Malaria Elimination in Costa Rica: Changes in Treatment and Mass Drug Administration
The objectives of this study were:
- To evaluate the changes observed in malaria transmission following the implementation in 2006 of a supervised seven-day chloroquine and primaquine treatment in Huétar Norte Region (HNR) of Costa Rica.
- To evaluate the impact of a focal mass drug administration (MDA) in January 2019 at Boca Arenal, the town in HNR reporting the greatest local transmission.

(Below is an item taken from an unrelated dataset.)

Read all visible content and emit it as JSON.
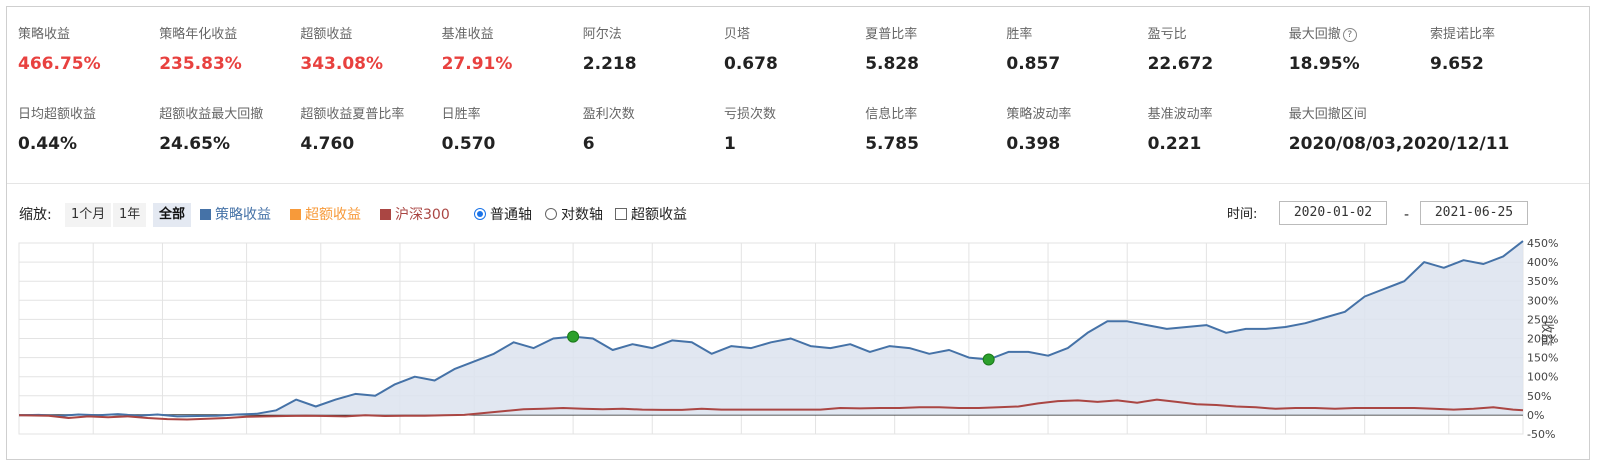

The remaining malaria transmission hotspots in Costa Rica are located within the Huétar Norte Region (HNR), where 90% of the country’s 147 malaria cases have occurred since 2016, following a 33-month period without transmission. Our analysis showed that the change to a seven-day treatment protocol, from the prior five-day program, was associated with a 98% reduction in malaria transmission. The MDA helped to reduce transmission, keeping the basic reproduction number, RT, significantly below 1, for at least four months. However, following new imported cases from Nicaragua, autochthonous transmission resumed. Our results highlight the importance of appropriate treatment delivery to reduce malaria transmission, and the challenge that highly mobile populations, if their malaria is not treated, pose to regional elimination efforts in Mesoamerica and Mexico.